Carmen Iglesias, la diputada que rompió las mareas: «Non me enviaron a un gulag porque non lle cadrou»

ALLARIZ

Carmen Iglesias, en una imagen tomada esta semana en Allariz, donde reside ahora
Carmen Iglesias, en una imagen tomada esta semana en Allariz, donde reside ahora Santi M. Amil

Provocó la primera detonación en la izquierda alternativa, en la antigua AGE, al negarse a renunciar a su acta en el Parlamento. Aquel episodio, recuerda 6 años después, tuvo un coste personal enorme

22 oct 2020 . Actualizado a las 05:00 h.

Llegó a Allariz como una especie de refugiada política y se declara feliz de cumplir por fin «o soño de vivir no rural». La vida de Carmen Iglesias Sueiro estuvo siempre vinculada a la ciudad de Ourense y también a Esquerda Unida, organización en la que militó desde su fundación, en 1986, y de la que fue su principal referente durante años. Hasta que se negó a renunciar a un acta de diputada que en realidad le correspondía. Era el año 2014. «Tratáronme como un pano de mocos», rememora al otro lado del teléfono quien, con su gesto, provocó la primera detonación en la izquierda rupturista, entonces la coalición Alternativa Galega de Esquerda (AGE), el germen de las mareas. Iglesias acabó en el Grupo Mixto.

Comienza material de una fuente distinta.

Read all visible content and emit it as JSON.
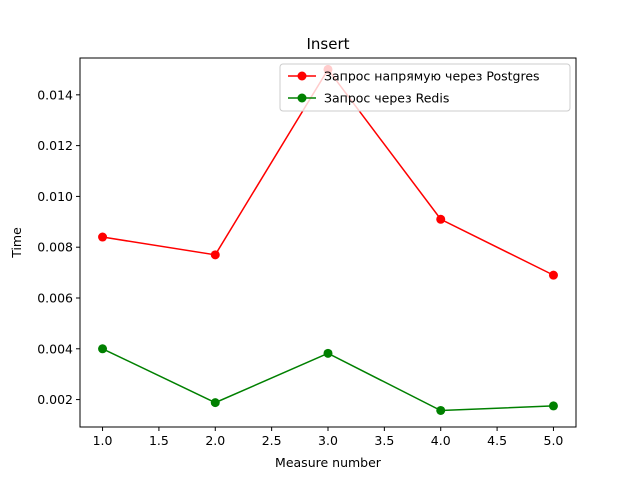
{
  "chart_data": {
    "type": "line",
    "title": "Insert",
    "xlabel": "Measure number",
    "ylabel": "Time",
    "x": [
      1.0,
      2.0,
      3.0,
      4.0,
      5.0
    ],
    "xlim": [
      0.8,
      5.2
    ],
    "ylim": [
      0.00092,
      0.01545
    ],
    "xticks": [
      1.0,
      1.5,
      2.0,
      2.5,
      3.0,
      3.5,
      4.0,
      4.5,
      5.0
    ],
    "xtick_labels": [
      "1.0",
      "1.5",
      "2.0",
      "2.5",
      "3.0",
      "3.5",
      "4.0",
      "4.5",
      "5.0"
    ],
    "yticks": [
      0.002,
      0.004,
      0.006,
      0.008,
      0.01,
      0.012,
      0.014
    ],
    "ytick_labels": [
      "0.002",
      "0.004",
      "0.006",
      "0.008",
      "0.010",
      "0.012",
      "0.014"
    ],
    "grid": false,
    "legend_position": "top-right",
    "series": [
      {
        "name": "Запрос напрямую через Postgres",
        "color": "#ff0000",
        "marker": "circle",
        "values": [
          0.0084,
          0.0077,
          0.015,
          0.0091,
          0.0069
        ]
      },
      {
        "name": "Запрос через Redis",
        "color": "#008000",
        "marker": "circle",
        "values": [
          0.004,
          0.00188,
          0.00382,
          0.00157,
          0.00175
        ]
      }
    ]
  }
}
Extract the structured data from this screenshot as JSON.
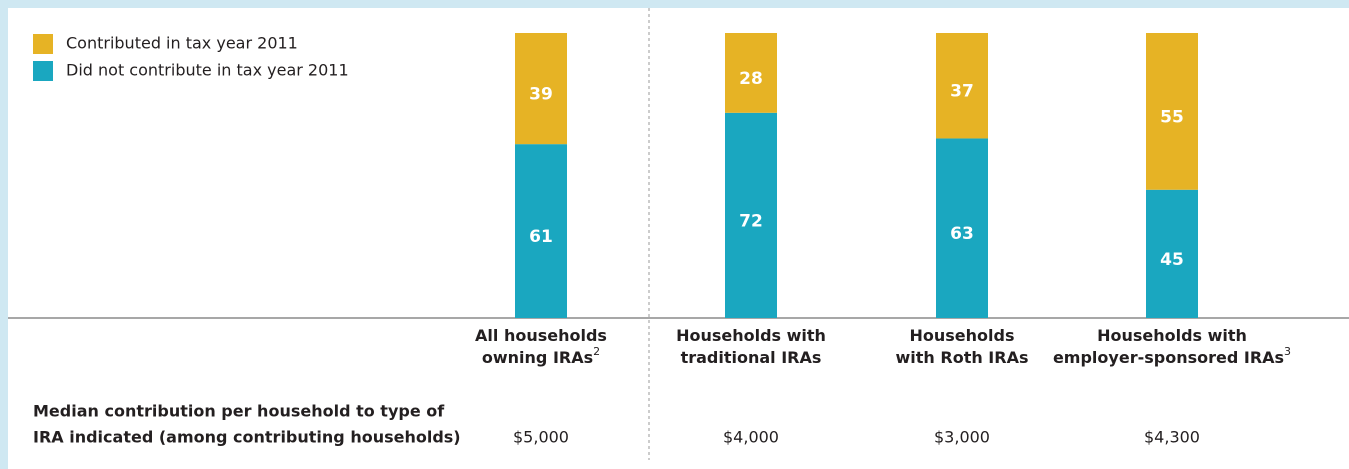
{
  "chart_data": {
    "type": "stacked_bar",
    "categories": [
      {
        "lines": [
          "All households",
          "owning IRAs"
        ],
        "footnote": "2"
      },
      {
        "lines": [
          "Households with",
          "traditional IRAs"
        ]
      },
      {
        "lines": [
          "Households",
          "with Roth IRAs"
        ]
      },
      {
        "lines": [
          "Households with",
          "employer-sponsored IRAs"
        ],
        "footnote": "3"
      }
    ],
    "series": [
      {
        "name": "Contributed in tax year 2011",
        "color": "#e6b325",
        "values": [
          39,
          28,
          37,
          55
        ]
      },
      {
        "name": "Did not contribute in tax year 2011",
        "color": "#1aa7c0",
        "values": [
          61,
          72,
          63,
          45
        ]
      }
    ],
    "ylim": [
      0,
      100
    ],
    "median_contribution": {
      "label": [
        "Median contribution per household to type of",
        "IRA indicated (among contributing households)"
      ],
      "values": [
        5000,
        4000,
        3000,
        4300
      ],
      "value_labels": [
        "$5,000",
        "$4,000",
        "$3,000",
        "$4,300"
      ]
    }
  }
}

Aquella ruptura de AGE, a la que después siguió la fuga de dos diputadas más de Cerna y las sucesivas tensiones vividas en el seno de En Marea hasta su práctica disolución, tuvo para Iglesias un coste personal enorme. «Sufrín unha purga con todas as da lei», relata. Quienes fueron sus antiguos camaradas intentaron aislarla, convenciendo a muchos para que dejaran de saludarla. «Cortáronme o osíxeno e non me enviaron a un gulag porque non lle cadrou», añade Iglesias, que hace algo más de cuatro años, y jubilada, decidió mudarse a Allariz para resetear su vida. El caso es que, ahora, canta a los cuatro vientos las excelencias de la que fuera villa fetiche del BNG: «É un lugar excepcional para vivir, ofrece moitas actividades, ten unha programación cultural de primeira».

Ella misma, a sus 68 años, se ha embarcado en unas cuantas causas. Colabora activamente con Doulas Sonoras, un grupo de apoyo a las mujeres rurales víctimas de la violencia de género o que sufren algún tipo de discriminación. También se subió a las tablas, preparando una obra de teatro sobre la vida de las Marías de Santiago, Maruxa y Coralia Fandiño, a las que añaden una tercera protagonista, Sara, hermana de ambas. Y como colofón participa en dos grupos de lectura: en el creado por la Universidade Laboral de Ourense y en el de la biblioteca de Allariz.